Actin Cable Dynamics in Budding Yeast

• Published in: Proceedings of the National Academy of Sciences - PNAS Vol. 99; no. 2; pp. 751 - 756
• Main Authors: Yang, Hyeong-Cheol, Pon, Liza A.
• Format: Journal Article
• Language: English
• Published: United States National Academy of Sciences 22.01.2002; National Acad Sciences; The National Academy of Sciences
• Subjects: Actins; Actins - chemistry; Actins - metabolism; Average velocity; Biological Sciences; Carrier proteins; Cellular biology; Fluorescence; Green Fluorescent Proteins; Imaging; Luminescent Proteins - chemistry; Luminescent Proteins - genetics; Luminescent Proteins - metabolism; Macromolecular Substances; Microfilament Proteins - chemistry; Microfilament Proteins - genetics; Microfilament Proteins - metabolism; Microfilaments; Microscopy, Fluorescence; Mother cells; Movement; Polymerization; Proteins; Recombinant Fusion Proteins - chemistry; Recombinant Fusion Proteins - genetics; Recombinant Fusion Proteins - metabolism; Saccharomyces cerevisiae; Saccharomyces cerevisiae - genetics; Saccharomyces cerevisiae - metabolism; Saccharomyces cerevisiae Proteins - chemistry; Saccharomyces cerevisiae Proteins - genetics; Saccharomyces cerevisiae Proteins - metabolism; Saccharomycetales; Yeast; Yeasts
• ISSN: 0027-8424; 1091-6490
• DOI: 10.1073/pnas.022462899

Actin cables, bundles of actin filaments that align along the long axis of budding yeast, are crucial for establishment of cell polarity.

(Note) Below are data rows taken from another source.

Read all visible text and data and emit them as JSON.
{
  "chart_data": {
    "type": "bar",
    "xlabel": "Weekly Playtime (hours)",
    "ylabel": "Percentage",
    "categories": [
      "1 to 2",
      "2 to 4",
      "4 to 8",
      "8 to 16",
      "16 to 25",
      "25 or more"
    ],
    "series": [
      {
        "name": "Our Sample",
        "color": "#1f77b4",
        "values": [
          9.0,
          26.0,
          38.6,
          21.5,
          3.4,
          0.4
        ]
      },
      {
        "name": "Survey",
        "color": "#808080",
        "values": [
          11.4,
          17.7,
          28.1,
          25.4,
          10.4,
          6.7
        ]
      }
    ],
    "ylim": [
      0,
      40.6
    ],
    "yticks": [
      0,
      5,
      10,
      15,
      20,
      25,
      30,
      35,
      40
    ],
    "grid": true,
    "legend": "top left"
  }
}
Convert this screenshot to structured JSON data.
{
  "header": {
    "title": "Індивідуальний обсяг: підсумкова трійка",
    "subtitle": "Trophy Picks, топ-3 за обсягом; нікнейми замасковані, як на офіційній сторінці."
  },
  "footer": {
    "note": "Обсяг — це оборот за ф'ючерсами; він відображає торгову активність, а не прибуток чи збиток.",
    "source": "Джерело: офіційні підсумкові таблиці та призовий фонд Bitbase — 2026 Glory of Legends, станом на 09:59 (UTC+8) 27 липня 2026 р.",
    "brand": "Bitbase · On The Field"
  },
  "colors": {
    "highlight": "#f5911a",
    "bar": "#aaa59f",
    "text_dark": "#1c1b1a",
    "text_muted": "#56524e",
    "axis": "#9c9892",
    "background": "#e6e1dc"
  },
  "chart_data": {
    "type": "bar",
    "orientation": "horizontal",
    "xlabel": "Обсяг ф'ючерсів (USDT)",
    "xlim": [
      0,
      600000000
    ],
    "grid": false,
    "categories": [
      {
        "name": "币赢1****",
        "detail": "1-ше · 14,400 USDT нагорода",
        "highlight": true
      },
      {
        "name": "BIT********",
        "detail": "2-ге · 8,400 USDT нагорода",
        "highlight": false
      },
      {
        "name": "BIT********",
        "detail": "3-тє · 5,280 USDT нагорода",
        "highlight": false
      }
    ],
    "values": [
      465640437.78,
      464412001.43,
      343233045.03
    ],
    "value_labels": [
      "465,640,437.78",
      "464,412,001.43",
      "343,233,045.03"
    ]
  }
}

We fused green fluorescent protein (GFP) to actin binding protein 140 (Abp140p) and visualized actin cable dynamics in living yeast. We detected two populations of actin cables: (i) bud-associated cables, which extend from the bud along the mother-bud axis, and (ii) randomly oriented cables, which are relatively short. Time-lapse imaging of Abp140p-GFP revealed an apparent increase in the length of bud-associated actin cables. Analysis of movement of Abp140p-GFP fiduciary marks on bud-associated cables and fluorescence loss in photobleaching experiments revealed that this apparent elongation occurs by assembly of new material at the end of the cable within the bud and movement of the opposite end of the cable toward the tip of the mother cell distal to the bud. The rate of extension of the tip of an elongating actin cable is 0.29 ± 0.08 µm/s. Latrunculin A (Lat-A) treatment completely blocked this process. We also observed movement of randomly oriented cables around the cortex of cells at a rate of 0.59 ± 0.14 µm/s. Mild treatment with Lat-A did not affect the velocity of movement of randomly oriented cables. However, Lat-A treatment did increase the number of randomly oriented, motile cables per cell. Our observations suggest that establishment of bud-associated actin cables during the cell cycle is accomplished not by realignment of existing cables but by assembly of new cables within the bud or bud neck, followed by elongation.